Senior Iraqi politicians have been holding talks with Maliki and other leaders to contain the dispute.
On Monday the president, Jalal Talabani, a Kurd, and Masoud Barzani, president of the Kurdistan regional government, called for dialogue among the different parties.
“We call for a national political conference urgently to prevent the political process from collapsing and exposing the country to uncalled consequences,” Barzani said in a statement.
The unravelling domestic scene is in stark contrast to the portrait painted by US commanders of a representative government that has found its feet after almost nine years of war.
The claims about Hashimi, made on state television, which aired the alleged confessions of three of his guards, have inflamed already high tensions between Sunni politicians and the Shia-led government of Maliki, which last week ordered a second prominent Sunni figure, deputy prime minister Saleh al-Mutlaq, to stay away from parliament.
The Sunni-dominated Iraqiya bloc, which has 91 seats in the 325-seat parliament, has flagged a boycott from the legislature by many of its members. Three Sunni provinces have made unilateral declarations of autonomy.
Sheikh Ali Hatem Sleiman al-Duleimi, whose Baghdad compound was recently confiscated after he publicly insulted Iran’s most senior cleric, Ayatollah Ali Khamenei, accused Maliki of moving swiftly to consolidate sectarian rule in a vacuum left by the US military, which left Iraq last Thursday. “There is no democracy here,” he said in Ramadi. “There is chaos. Parties rule by sect. Corruption is rampant and so is sectarianism. But more dangerous than anything else is that Maliki is trying to establish a new autocracy.”

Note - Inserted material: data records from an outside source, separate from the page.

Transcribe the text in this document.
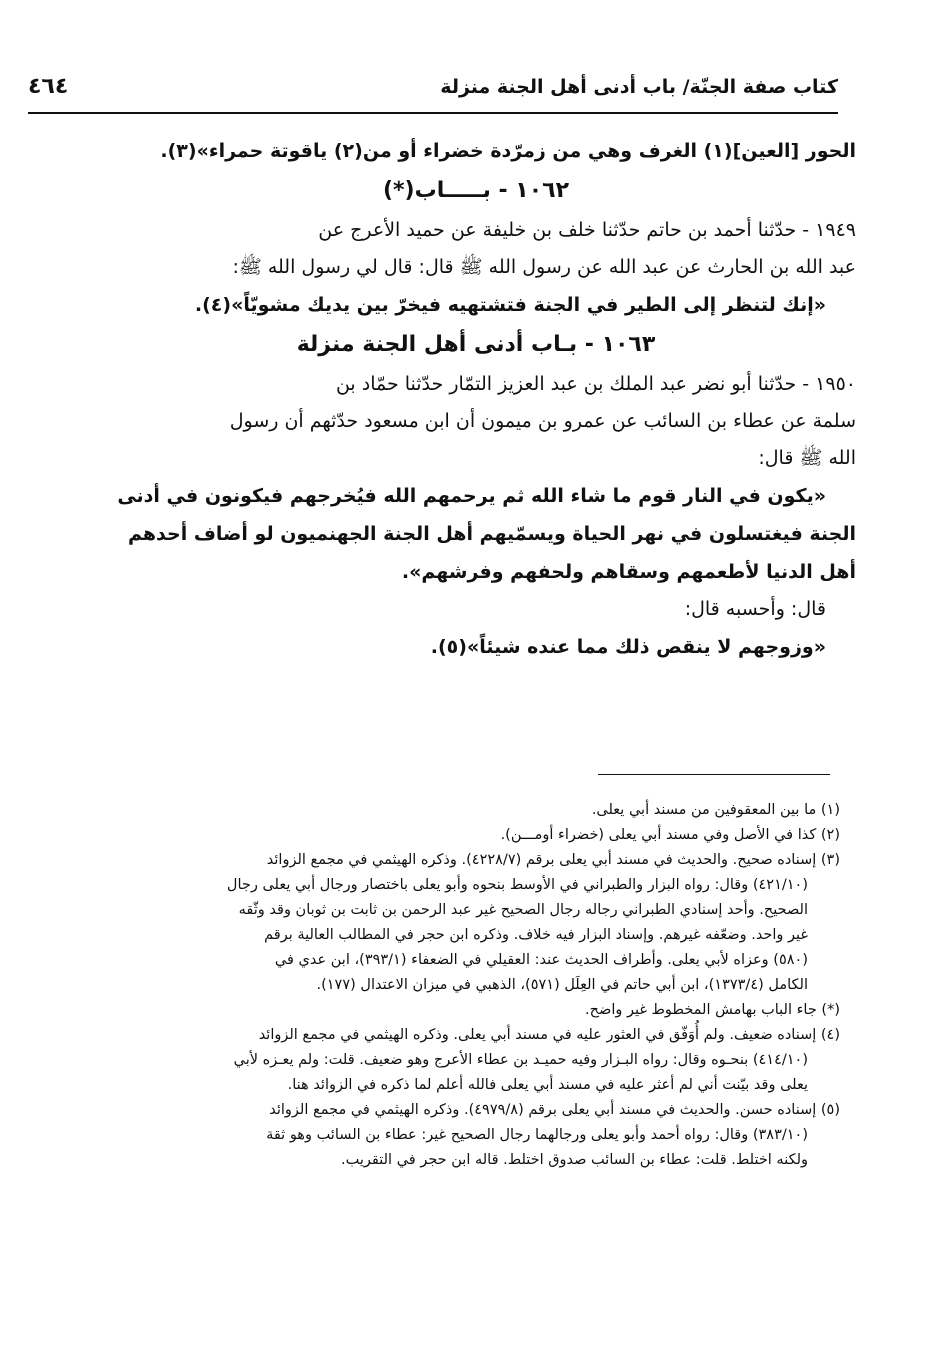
كتاب صفة الجنّة/ باب أدنى أهل الجنة منزلة
٤٦٤
الحور [العين](١) الغرف وهي من زمرّدة خضراء أو من(٢) ياقوتة حمراء»(٣).
١٠٦٢ - بـــــاب(*)
١٩٤٩ - حدّثنا أحمد بن حاتم حدّثنا خلف بن خليفة عن حميد الأعرج عن
عبد الله بن الحارث عن عبد الله عن رسول الله ﷺ قال: قال لي رسول الله ﷺ:
«إنك لتنظر إلى الطير في الجنة فتشتهيه فيخرّ بين يديك مشويّاً»(٤).
١٠٦٣ - بـاب أدنى أهل الجنة منزلة
١٩٥٠ - حدّثنا أبو نضر عبد الملك بن عبد العزيز التمّار حدّثنا حمّاد بن
سلمة عن عطاء بن السائب عن عمرو بن ميمون أن ابن مسعود حدّثهم أن رسول
الله ﷺ قال:
«يكون في النار قوم ما شاء الله ثم يرحمهم الله فيُخرجهم فيكونون في أدنى
الجنة فيغتسلون في نهر الحياة ويسمّيهم أهل الجنة الجهنميون لو أضاف أحدهم
أهل الدنيا لأطعمهم وسقاهم ولحفهم وفرشهم».
قال: وأحسبه قال:
«وزوجهم لا ينقص ذلك مما عنده شيئاً»(٥).
(١) ما بين المعقوفين من مسند أبي يعلى.
(٢) كذا في الأصل وفي مسند أبي يعلى (خضراء أومـــن).
(٣) إسناده صحيح. والحديث في مسند أبي يعلى برقم (٤٢٢٨/٧). وذكره الهيثمي في مجمع الزوائد
(٤٢١/١٠) وقال: رواه البزار والطبراني في الأوسط بنحوه وأبو يعلى باختصار ورجال أبي يعلى رجال
الصحيح. وأحد إسنادي الطبراني رجاله رجال الصحيح غير عبد الرحمن بن ثابت بن ثوبان وقد وثّقه
غير واحد. وضعّفه غيرهم. وإسناد البزار فيه خلاف. وذكره ابن حجر في المطالب العالية برقم
(٥٨٠) وعزاه لأبي يعلى. وأطراف الحديث عند: العقيلي في الضعفاء (٣٩٣/١)، ابن عدي في
الكامل (١٣٧٣/٤)، ابن أبي حاتم في العِلَل (٥٧١)، الذهبي في ميزان الاعتدال (١٧٧).
(*) جاء الباب بهامش المخطوط غير واضح.
(٤) إسناده ضعيف. ولم أُوَفّق في العثور عليه في مسند أبي يعلى. وذكره الهيثمي في مجمع الزوائد
(٤١٤/١٠) بنحـوه وقال: رواه البـزار وفيه حميـد بن عطاء الأعرج وهو ضعيف. قلت: ولم يعـزه لأبي
يعلى وقد بيّنت أني لم أعثر عليه في مسند أبي يعلى فالله أعلم لما ذكره في الزوائد هنا.
(٥) إسناده حسن. والحديث في مسند أبي يعلى برقم (٤٩٧٩/٨). وذكره الهيثمي في مجمع الزوائد
(٣٨٣/١٠) وقال: رواه أحمد وأبو يعلى ورجالهما رجال الصحيح غير: عطاء بن السائب وهو ثقة
ولكنه اختلط. قلت: عطاء بن السائب صدوق اختلط. قاله ابن حجر في التقريب.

Anbar, a western Iraqi province bordering eastern Syria, is one of the most strategic locations in the region. Almost exclusively Sunni, it has been at odds with Baghdad ever since the ousting of Hussein.
Anbar’s power base was rooted in Saddam’s regime and the loss of such access to power was a key driver of a potent al-Qa’ida-led insurgency that bogged down the US military and accounted for around one third of its casualties.
Now the province seems to again be on a war footing, with jihad websites making a call to arms in recent weeks, which has alarmed Baghdad – and neighbouring Damascus, where a Sunni-led insurgency against the Allawite regime of the Assad family is taking shape.
A second sheikh, the elder and leader of the Duleimi tribe, Sheikh Majid Sleiman, said the deteriorating situation in Syria and the increasingly sect-based feuds in Iraq were combining to imperil the region.
“But if our brothers [in Syria] seek our help we cannot abandon them. The people here are energised to go there to help. If the people want to seek shelter here we will not be late in helping them.”